O DISCURSO do presidente Lula
no Inpe (Instituto Nacional de
Pesquisas Espaciais), em 13 de
março, por sugerir uma radical reorientação na política de ciência e tecnologia (C&T) brasileira, é o evento
recente mais importante do ambiente
de "policy" e de "politics" que a cerca.
É a primeira vez que um governante se refere com tal densidade política
a aspectos que, é importante enfatizar, quase nunca são reconhecidos
-e, muito menos, mencionados.
Começo pelo simbolismo com que
Lula iniciou seu discurso, depois de
escutar (com certa impaciência, a julgar pela forma como deixava escorregar entre os dedos um papel dobrado
que batia na mesa) o discurso do ministro de Ciência e Tecnologia.

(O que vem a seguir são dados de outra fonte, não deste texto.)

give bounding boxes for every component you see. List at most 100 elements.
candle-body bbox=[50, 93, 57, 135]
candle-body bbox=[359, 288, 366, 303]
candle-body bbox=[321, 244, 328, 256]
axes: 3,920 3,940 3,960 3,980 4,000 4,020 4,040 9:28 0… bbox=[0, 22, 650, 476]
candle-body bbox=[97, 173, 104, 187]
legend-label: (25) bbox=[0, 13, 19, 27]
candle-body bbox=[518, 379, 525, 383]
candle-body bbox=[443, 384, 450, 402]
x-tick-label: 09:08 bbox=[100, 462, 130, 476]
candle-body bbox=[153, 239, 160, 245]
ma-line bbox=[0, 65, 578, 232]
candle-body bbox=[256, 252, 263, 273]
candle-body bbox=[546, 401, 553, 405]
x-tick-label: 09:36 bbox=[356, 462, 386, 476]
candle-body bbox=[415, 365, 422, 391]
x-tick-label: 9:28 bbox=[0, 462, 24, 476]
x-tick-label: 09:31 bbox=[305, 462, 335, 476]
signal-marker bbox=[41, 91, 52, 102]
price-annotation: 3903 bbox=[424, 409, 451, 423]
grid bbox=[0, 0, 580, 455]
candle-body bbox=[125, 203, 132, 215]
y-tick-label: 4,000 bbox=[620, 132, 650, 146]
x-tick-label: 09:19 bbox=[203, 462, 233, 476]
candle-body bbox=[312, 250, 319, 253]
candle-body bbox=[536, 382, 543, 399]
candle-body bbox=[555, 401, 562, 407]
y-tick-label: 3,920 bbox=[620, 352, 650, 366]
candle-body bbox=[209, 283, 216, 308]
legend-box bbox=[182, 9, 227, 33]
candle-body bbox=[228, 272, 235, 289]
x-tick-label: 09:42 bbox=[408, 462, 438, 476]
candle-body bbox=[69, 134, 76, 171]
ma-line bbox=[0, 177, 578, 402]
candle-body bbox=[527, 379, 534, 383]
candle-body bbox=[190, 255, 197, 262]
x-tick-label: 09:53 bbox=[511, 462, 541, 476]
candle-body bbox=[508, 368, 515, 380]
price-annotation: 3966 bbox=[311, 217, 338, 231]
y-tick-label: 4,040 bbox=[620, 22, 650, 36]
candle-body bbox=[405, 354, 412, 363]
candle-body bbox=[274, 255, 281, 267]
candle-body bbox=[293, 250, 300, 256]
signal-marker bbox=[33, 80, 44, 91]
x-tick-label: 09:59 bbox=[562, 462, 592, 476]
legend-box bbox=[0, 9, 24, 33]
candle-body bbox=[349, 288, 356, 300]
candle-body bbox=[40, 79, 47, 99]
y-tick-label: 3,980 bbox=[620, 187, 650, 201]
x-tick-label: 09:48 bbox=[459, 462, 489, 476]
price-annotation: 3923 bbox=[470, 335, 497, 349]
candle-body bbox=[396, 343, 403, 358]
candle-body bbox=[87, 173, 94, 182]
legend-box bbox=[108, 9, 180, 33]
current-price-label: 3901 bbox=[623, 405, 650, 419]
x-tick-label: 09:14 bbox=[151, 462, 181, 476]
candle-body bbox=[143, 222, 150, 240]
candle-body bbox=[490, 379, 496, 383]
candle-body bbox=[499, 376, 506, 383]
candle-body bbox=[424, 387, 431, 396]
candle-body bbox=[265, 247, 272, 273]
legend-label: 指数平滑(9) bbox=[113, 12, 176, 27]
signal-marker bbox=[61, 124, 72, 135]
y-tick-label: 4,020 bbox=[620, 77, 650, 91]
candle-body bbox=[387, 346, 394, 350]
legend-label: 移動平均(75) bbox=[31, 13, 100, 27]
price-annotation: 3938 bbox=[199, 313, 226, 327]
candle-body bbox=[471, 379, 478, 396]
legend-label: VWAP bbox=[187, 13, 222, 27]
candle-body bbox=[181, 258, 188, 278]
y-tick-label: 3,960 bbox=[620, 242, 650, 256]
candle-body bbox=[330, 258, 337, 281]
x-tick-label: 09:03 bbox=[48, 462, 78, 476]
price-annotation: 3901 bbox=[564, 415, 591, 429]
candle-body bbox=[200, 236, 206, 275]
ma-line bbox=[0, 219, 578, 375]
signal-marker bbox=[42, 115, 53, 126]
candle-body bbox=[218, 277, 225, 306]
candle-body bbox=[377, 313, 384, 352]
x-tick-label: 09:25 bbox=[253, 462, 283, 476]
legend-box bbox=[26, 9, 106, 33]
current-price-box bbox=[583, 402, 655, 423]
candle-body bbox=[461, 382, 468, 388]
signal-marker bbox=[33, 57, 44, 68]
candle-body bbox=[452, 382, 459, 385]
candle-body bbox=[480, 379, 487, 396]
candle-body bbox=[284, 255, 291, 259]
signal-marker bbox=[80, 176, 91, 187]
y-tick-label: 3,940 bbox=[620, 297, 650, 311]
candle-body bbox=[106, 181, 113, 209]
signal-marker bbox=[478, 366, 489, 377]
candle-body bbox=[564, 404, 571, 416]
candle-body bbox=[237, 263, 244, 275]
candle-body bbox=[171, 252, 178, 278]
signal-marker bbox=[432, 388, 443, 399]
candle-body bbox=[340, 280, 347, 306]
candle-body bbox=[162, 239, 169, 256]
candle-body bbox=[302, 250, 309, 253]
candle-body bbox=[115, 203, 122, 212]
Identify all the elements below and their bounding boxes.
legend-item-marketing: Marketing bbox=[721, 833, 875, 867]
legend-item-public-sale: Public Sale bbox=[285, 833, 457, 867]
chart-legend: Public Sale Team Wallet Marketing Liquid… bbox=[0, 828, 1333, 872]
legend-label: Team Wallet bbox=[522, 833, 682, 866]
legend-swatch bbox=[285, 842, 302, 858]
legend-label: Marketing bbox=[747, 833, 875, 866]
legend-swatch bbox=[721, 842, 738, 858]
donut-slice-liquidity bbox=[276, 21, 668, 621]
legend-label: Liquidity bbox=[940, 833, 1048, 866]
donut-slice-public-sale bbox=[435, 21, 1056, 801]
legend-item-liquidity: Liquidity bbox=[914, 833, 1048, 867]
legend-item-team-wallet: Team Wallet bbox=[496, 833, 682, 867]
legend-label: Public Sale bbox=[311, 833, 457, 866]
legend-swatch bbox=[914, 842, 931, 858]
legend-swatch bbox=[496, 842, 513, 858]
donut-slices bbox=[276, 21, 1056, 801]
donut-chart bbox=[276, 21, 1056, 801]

No que interpreto como uma reação ao tom apologético (desculpável,
dada a natureza do evento) da apresentação do Programa do Satélite Sino-Brasileiro, Lula disse: "Eu não vou
ler [meu] discurso porque é cópia fiel
do que o [ministro] Sergio Rezende
leu. Certamente, quem fez o meu fez o
dele ou ele fez o meu e tirou xerox para facilitar a vida dele".
Com sua aguda ironia bem-humorada (que arrancou risos da sisuda comunidade de pesquisa), ele habilmente anunciou sua idéia-força: não
era hora de comemoração, mas de
uma autocrítica que, como cidadãos-pesquisadores, cabia aos ali reunidos.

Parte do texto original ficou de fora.